EN FRANCE, boire constitue encore la norme. Dans la mesure où la vulnérabilité face à l’alcool est variable d’un individu à l’autre, la relation de chacun avec sa consommation est un peu différente ; et d’autant plus trompeuse que l’image de l’ivrogne alcoolodépendant et désocialisé continue de dominer l’idée que nous nous faisons d’une relation pathologique avec l’alcool. Cette image n’est évidemment pas représentative des troubles de l’alcoolisation, explique Philippe Batel, chef du service d’addictologie de l’hôpital Beaujon. La dangerosité de l’alcool ne se borne pas à la dépendance mais s’étend également aux comportements dangereux qu’engendre sa consommation, même occasionnelle (accidents de la route, rapports sexuels non protégés, passages à l’acte violents) et, bien sûr, à ses conséquences somatiques (risque cardiovasculaire, risques de cancer du sein, ORL, digestifs, etc.) ; lesquelles apparaissent avec ou sans alcoolodépendance. Chez la femme, le seuil de risque somatique est franchi au-delà de 14 verres par semaine, 21 verres chez l’homme. D’usager à risque, ces consommateurs passent très vite au statut d’usagers nocifs avant de devenir parfois alcoolodépendants.
Toutes situations confondues, les troubles de la consommation, qui affectent 5 millions de personnes en France et en tuent 23 000 chaque année, continuent d’être pourtant le parent pauvre de la médecine, déplore Philippe Batel. Au point que les médecins ou les soignants qui les prennent en charge sont trop souvent considérés comme « des individus en mission, plus proches de la mère Teresa dans une version quasi humanitaire ou de don Quichotte pour l’option plus militante désespérée » et que les moyens manquent encore pour la recherche. Pourtant, nous ne manquons plus de données épidémiologiques ni de précisions sur les dégâts sociaux et les pathologies liées à l’utilisation de l’alcool, comme le développe en détail le dernier rapport de l’INSERM sur le sujet. Heureusement, les choses changent petit à petit et nous comprenons de mieux en mieux les mécanismes de vulnérabilité, ceux des origines de la dépendance, tandis que de nouvelles et multiples stratégies de traitement s’améliorent.

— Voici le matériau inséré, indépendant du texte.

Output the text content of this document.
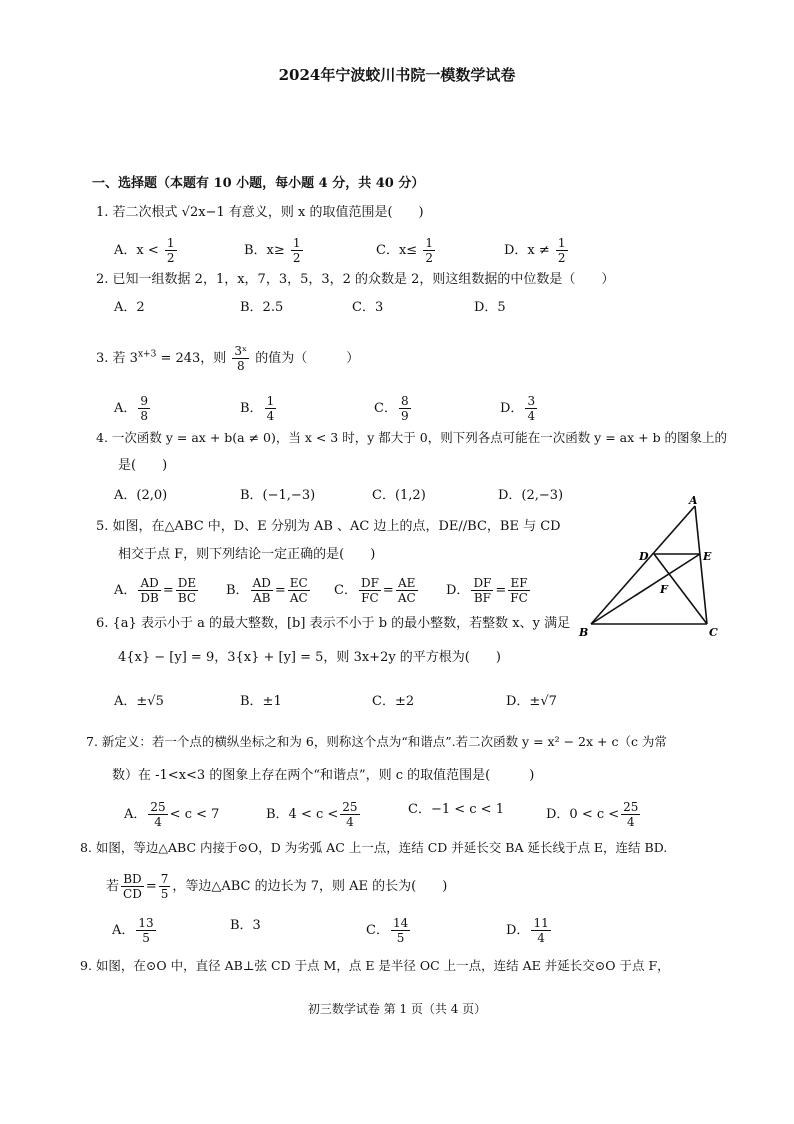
2024年宁波蛟川书院一模数学试卷
一、选择题（本题有 10 小题，每小题 4 分，共 40 分）
1. 若二次根式 √2x−1 有意义，则 x 的取值范围是(　　)
A．$x < \frac{1}{2}$	B．$x\ge \frac{1}{2}$	C．$x\le \frac{1}{2}$	D．$x \ne \frac{1}{2}$
2. 已知一组数据 2，1，x，7，3，5，3，2 的众数是 2，则这组数据的中位数是（　　）
A．2	B．2.5	C．3	D．5
3. 若 $3^{x+3} = 243$，则 $\frac{\text{3ˣ}}{8}$ 的值为（　　　）
A． $\frac{9}{8}$	B． $\frac{1}{4}$	C． $\frac{8}{9}$	D． $\frac{3}{4}$
4. 一次函数 y = ax + b(a ≠ 0)，当 x < 3 时，y 都大于 0，则下列各点可能在一次函数 y = ax + b 的图象上的
是(　　)
A．(2,0)	B．(−1,−3)	C．(1,2)	D．(2,−3)
5. 如图，在△ABC 中，D、E 分别为 AB 、AC 边上的点，DE//BC，BE 与 CD
相交于点 F，则下列结论一定正确的是(　　)
A． $\frac{AD}{DB} = \frac{DE}{BC}$ B． $\frac{AD}{AB} = \frac{EC}{AC}$ C． $\frac{DF}{FC} = \frac{AE}{AC}$ D． $\frac{DF}{BF} = \frac{EF}{FC}$
A
B	C
D	E
F
6. {a} 表示小于 a 的最大整数，[b] 表示不小于 b 的最小整数，若整数 x、y 满足
4{x} − [y] = 9，3{x} + [y] = 5，则 3x+2y 的平方根为(　　)
A．±√5	B．±1	C．±2	D．±√7
7. 新定义：若一个点的横纵坐标之和为 6，则称这个点为“和谐点”.若二次函数 y = x² − 2x + c（c 为常
数）在 -1<x<3 的图象上存在两个“和谐点”，则 c 的取值范围是(　　　)
A． $\frac{25}{4} < c < 7$	B．$4 < c < \frac{25}{4}$	C．−1 < c < 1	D．$0 < c < \frac{25}{4}$
8. 如图，等边△ABC 内接于⊙O，D 为劣弧 AC 上一点，连结 CD 并延长交 BA 延长线于点 E，连结 BD.
若 $\frac{BD}{CD} = \frac{7}{5}$ ，等边△ABC 的边长为 7，则 AE 的长为(　　)
A． $\frac{13}{5}$	B．3	C． $\frac{14}{5}$	D． $\frac{11}{4}$
9. 如图，在⊙O 中，直径 AB⊥弦 CD 于点 M，点 E 是半径 OC 上一点，连结 AE 并延长交⊙O 于点 F，
初三数学试卷 第 1 页（共 4 页）
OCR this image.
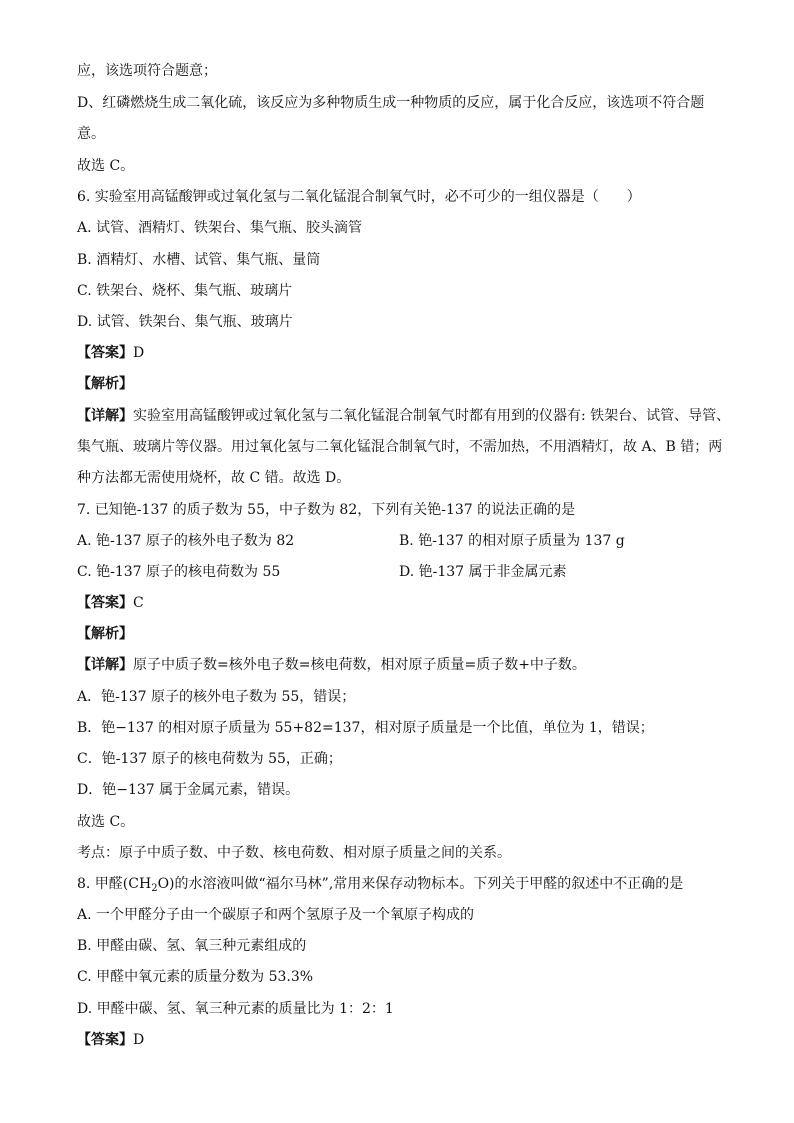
应，该选项符合题意；
D、红磷燃烧生成二氧化硫，该反应为多种物质生成一种物质的反应，属于化合反应，该选项不符合题
意。
故选 C。
6. 实验室用高锰酸钾或过氧化氢与二氧化锰混合制氧气时，必不可少的一组仪器是（　　）
A. 试管、酒精灯、铁架台、集气瓶、胶头滴管
B. 酒精灯、水槽、试管、集气瓶、量筒
C. 铁架台、烧杯、集气瓶、玻璃片
D. 试管、铁架台、集气瓶、玻璃片
【答案】D
【解析】
【详解】实验室用高锰酸钾或过氧化氢与二氧化锰混合制氧气时都有用到的仪器有: 铁架台、试管、导管、
集气瓶、玻璃片等仪器。用过氧化氢与二氧化锰混合制氧气时，不需加热，不用酒精灯，故 A、B 错；两
种方法都无需使用烧杯，故 C 错。故选 D。
7. 已知铯-137 的质子数为 55，中子数为 82，下列有关铯-137 的说法正确的是
A. 铯-137 原子的核外电子数为 82	B. 铯-137 的相对原子质量为 137 g
C. 铯-137 原子的核电荷数为 55	D. 铯-137 属于非金属元素
【答案】C
【解析】
【详解】原子中质子数=核外电子数=核电荷数，相对原子质量=质子数+中子数。
A．铯-137 原子的核外电子数为 55，错误；
B．铯−137 的相对原子质量为 55+82=137，相对原子质量是一个比值，单位为 1，错误；
C．铯-137 原子的核电荷数为 55，正确；
D．铯−137 属于金属元素，错误。
故选 C。
考点：原子中质子数、中子数、核电荷数、相对原子质量之间的关系。
8. 甲醛$(CH_2O)$的水溶液叫做“福尔马林”,常用来保存动物标本。下列关于甲醛的叙述中不正确的是
A. 一个甲醛分子由一个碳原子和两个氢原子及一个氧原子构成的
B. 甲醛由碳、氢、氧三种元素组成的
C. 甲醛中氧元素的质量分数为 53.3%
D. 甲醛中碳、氢、氧三种元素的质量比为 1：2：1
【答案】D
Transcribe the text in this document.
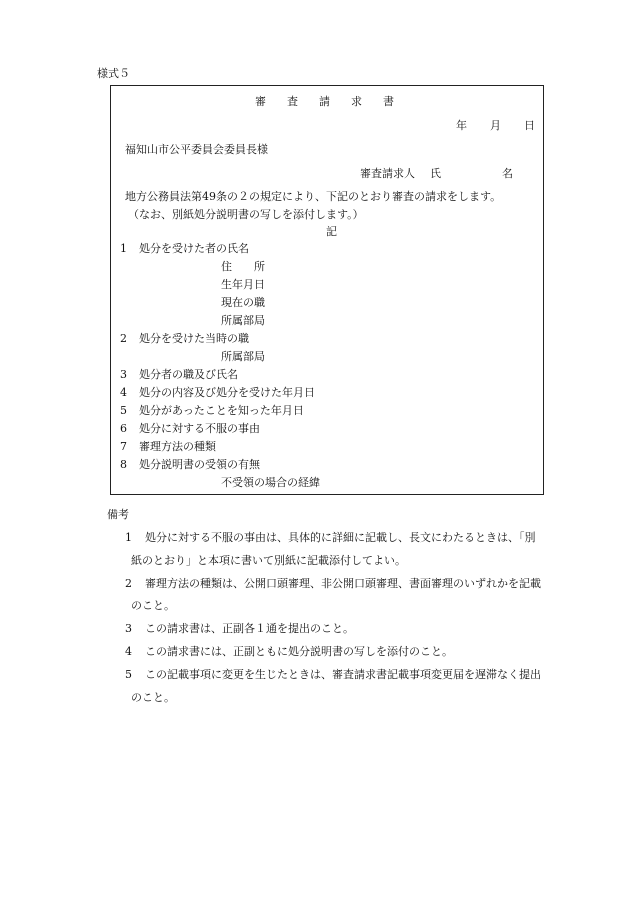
様式５
審査請求書
年 月 日
福知山市公平委員会委員長様
審査請求人 氏	名
地方公務員法第49条の２の規定により、下記のとおり審査の請求をします。
（なお、別紙処分説明書の写しを添付します。）
記
1 処分を受けた者の氏名
住　　所
生年月日
現在の職
所属部局
2 処分を受けた当時の職
所属部局
3 処分者の職及び氏名
4 処分の内容及び処分を受けた年月日
5 処分があったことを知った年月日
6 処分に対する不服の事由
7 審理方法の種類
8 処分説明書の受領の有無
不受領の場合の経緯
備考
1 処分に対する不服の事由は、具体的に詳細に記載し、長文にわたるときは、「別
紙のとおり」と本項に書いて別紙に記載添付してよい。
2 審理方法の種類は、公開口頭審理、非公開口頭審理、書面審理のいずれかを記載
のこと。
3 この請求書は、正副各１通を提出のこと。
4 この請求書には、正副ともに処分説明書の写しを添付のこと。
5 この記載事項に変更を生じたときは、審査請求書記載事項変更届を遅滞なく提出
のこと。
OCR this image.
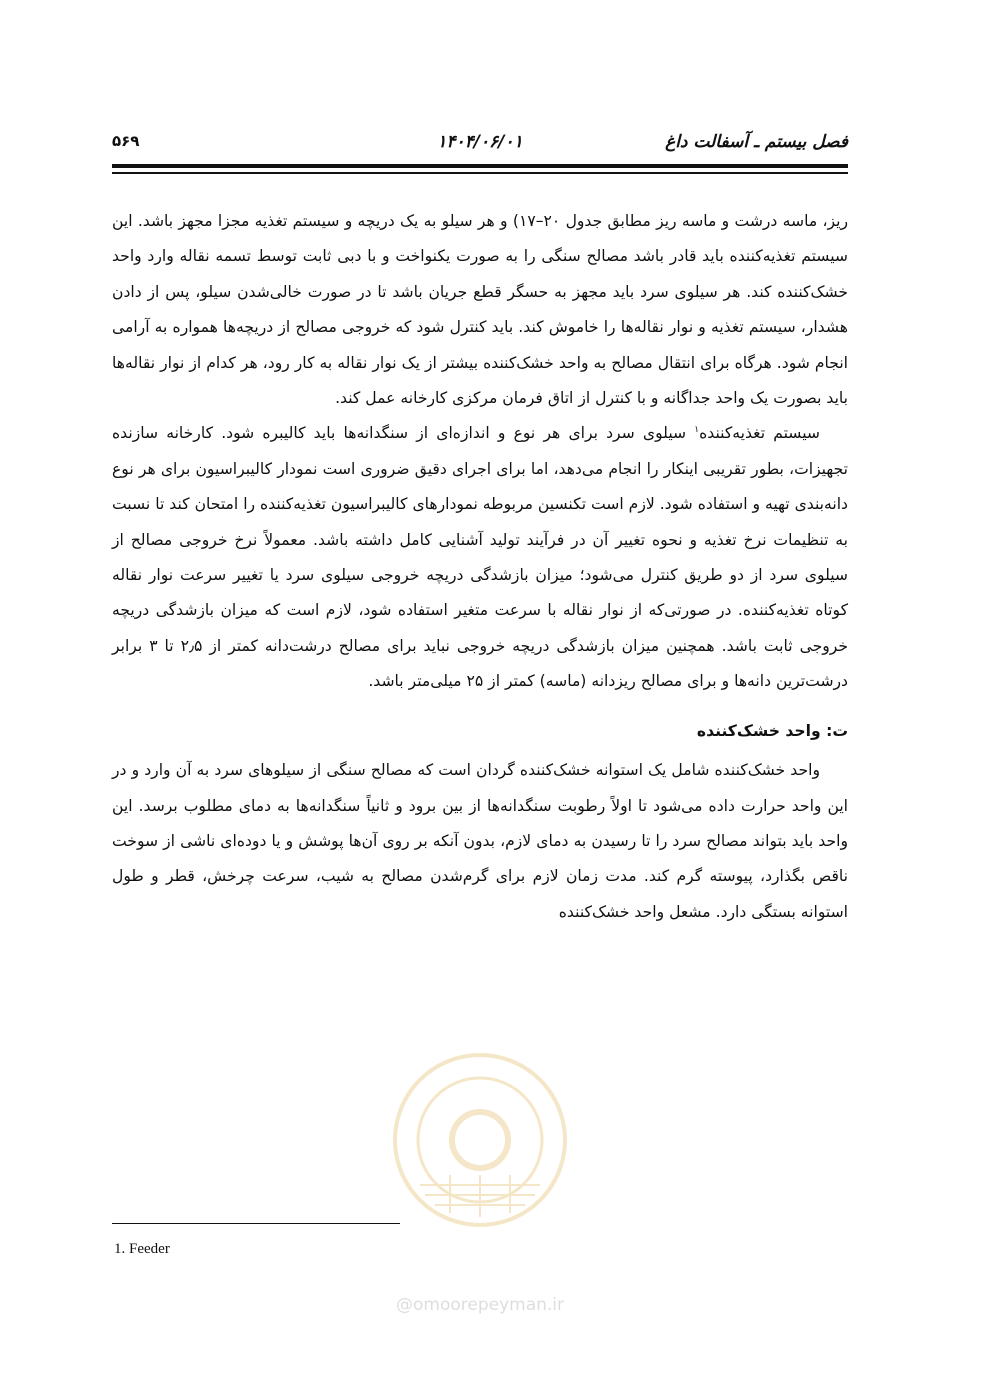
فصل بیستم ـ آسفالت داغ
۱۴۰۴/۰۶/۰۱
۵۶۹

ریز، ماسه درشت و ماسه ریز مطابق جدول ۲۰–۱۷) و هر سیلو به یک دریچه و سیستم تغذیه مجزا مجهز باشد. این سیستم تغذیه‌کننده باید قادر باشد مصالح سنگی را به صورت یکنواخت و با دبی ثابت توسط تسمه نقاله وارد واحد خشک‌کننده کند. هر سیلوی سرد باید مجهز به حسگر قطع جریان باشد تا در صورت خالی‌شدن سیلو، پس از دادن هشدار، سیستم تغذیه و نوار نقاله‌ها را خاموش کند. باید کنترل شود که خروجی مصالح از دریچه‌ها همواره به آرامی انجام شود. هرگاه برای انتقال مصالح به واحد خشک‌کننده بیشتر از یک نوار نقاله به کار رود، هر کدام از نوار نقاله‌ها باید بصورت یک واحد جداگانه و با کنترل از اتاق فرمان مرکزی کارخانه عمل کند.

سیستم تغذیه‌کننده$^۱$ سیلوی سرد برای هر نوع و اندازه‌ای از سنگدانه‌ها باید کالیبره شود. کارخانه سازنده تجهیزات، بطور تقریبی اینکار را انجام می‌دهد، اما برای اجرای دقیق ضروری است نمودار کالیبراسیون برای هر نوع دانه‌بندی تهیه و استفاده شود. لازم است تکنسین مربوطه نمودارهای کالیبراسیون تغذیه‌کننده را امتحان کند تا نسبت به تنظیمات نرخ تغذیه و نحوه تغییر آن در فرآیند تولید آشنایی کامل داشته باشد. معمولاً نرخ خروجی مصالح از سیلوی سرد از دو طریق کنترل می‌شود؛ میزان بازشدگی دریچه خروجی سیلوی سرد یا تغییر سرعت نوار نقاله کوتاه تغذیه‌کننده. در صورتی‌که از نوار نقاله با سرعت متغیر استفاده شود، لازم است که میزان بازشدگی دریچه خروجی ثابت باشد. همچنین میزان بازشدگی دریچه خروجی نباید برای مصالح درشت‌دانه کمتر از ۲٫۵ تا ۳ برابر درشت‌ترین دانه‌ها و برای مصالح ریزدانه (ماسه) کمتر از ۲۵ میلی‌متر باشد.

ت: واحد خشک‌کننده

واحد خشک‌کننده شامل یک استوانه خشک‌کننده گردان است که مصالح سنگی از سیلوهای سرد به آن وارد و در این واحد حرارت داده می‌شود تا اولاً رطوبت سنگدانه‌ها از بین برود و ثانیاً سنگدانه‌ها به دمای مطلوب برسد. این واحد باید بتواند مصالح سرد را تا رسیدن به دمای لازم، بدون آنکه بر روی آن‌ها پوشش و یا دوده‌ای ناشی از سوخت ناقص بگذارد، پیوسته گرم کند. مدت زمان لازم برای گرم‌شدن مصالح به شیب، سرعت چرخش، قطر و طول استوانه بستگی دارد. مشعل واحد خشک‌کننده

@omoorepeyman.ir
1. Feeder
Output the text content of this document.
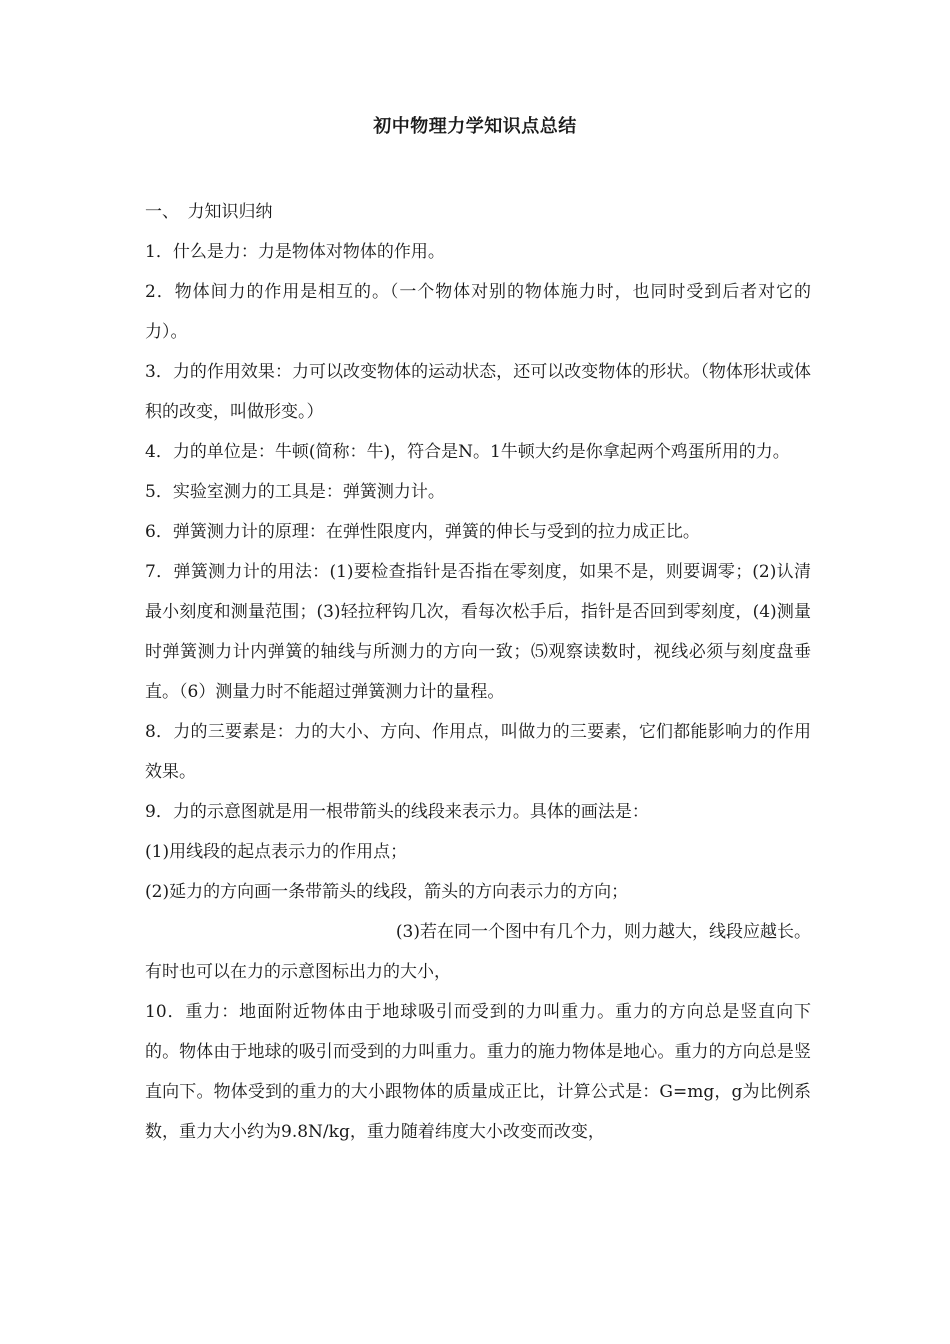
初中物理力学知识点总结

一、　力知识归纳

1．什么是力：力是物体对物体的作用。

2．物体间力的作用是相互的。（一个物体对别的物体施力时，也同时受到后者对它的力）。

3．力的作用效果：力可以改变物体的运动状态，还可以改变物体的形状。（物体形状或体积的改变，叫做形变。）

4．力的单位是：牛顿(简称：牛)，符合是N。1牛顿大约是你拿起两个鸡蛋所用的力。

5．实验室测力的工具是：弹簧测力计。

6．弹簧测力计的原理：在弹性限度内，弹簧的伸长与受到的拉力成正比。

7．弹簧测力计的用法：(1)要检查指针是否指在零刻度，如果不是，则要调零；(2)认清最小刻度和测量范围；(3)轻拉秤钩几次，看每次松手后，指针是否回到零刻度，(4)测量时弹簧测力计内弹簧的轴线与所测力的方向一致；⑸观察读数时，视线必须与刻度盘垂直。（6）测量力时不能超过弹簧测力计的量程。

8．力的三要素是：力的大小、方向、作用点，叫做力的三要素，它们都能影响力的作用效果。

9．力的示意图就是用一根带箭头的线段来表示力。具体的画法是：

(1)用线段的起点表示力的作用点；

(2)延力的方向画一条带箭头的线段，箭头的方向表示力的方向；

(3)若在同一个图中有几个力，则力越大，线段应越长。

有时也可以在力的示意图标出力的大小，

10．重力：地面附近物体由于地球吸引而受到的力叫重力。重力的方向总是竖直向下的。物体由于地球的吸引而受到的力叫重力。重力的施力物体是地心。重力的方向总是竖直向下。物体受到的重力的大小跟物体的质量成正比，计算公式是：G=mg，g为比例系数，重力大小约为9.8N/kg，重力随着纬度大小改变而改变，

Individualisation des projets de soins.
Le spécialiste des addictions détaille ainsi une nouvelle fois les pistes explicatives des formes pathologiques d’alcoolisation, génétiques, psychologiques, environnementales ou cérébrales, propose quelques tests pour que chacun puisse évaluer son comportement et expose les différentes modalités de prise en charge. S’agissant des traitements, Philippe Batel souligne que les progrès obtenus ces dernières années, s’ils restent modestes, sont largement comparables à ceux obtenus pour d’autres maladies chroniques graves. Et rappelle que l’individualisation des projets de soins semble une valeur sûre, avec le respect d’un projet cohérent selon le niveau de progression de la maladie alcoolique et l’état d’avancement du malade dans son processus de changement. Autrement dit, pas d’obligation d’abstinence totale en l’absence d’alcoolodépendance, pas non plus d’hospitalisation pour un sujet qui n’est pas décidé à s’arrêter. Néanmoins, la route est encore longue et beaucoup reste à faire et à trouver, conclut-il.
Philippe Batel, « Pour en finir avec l’alcoolisme », La Découverte, 214 p., 17 euros.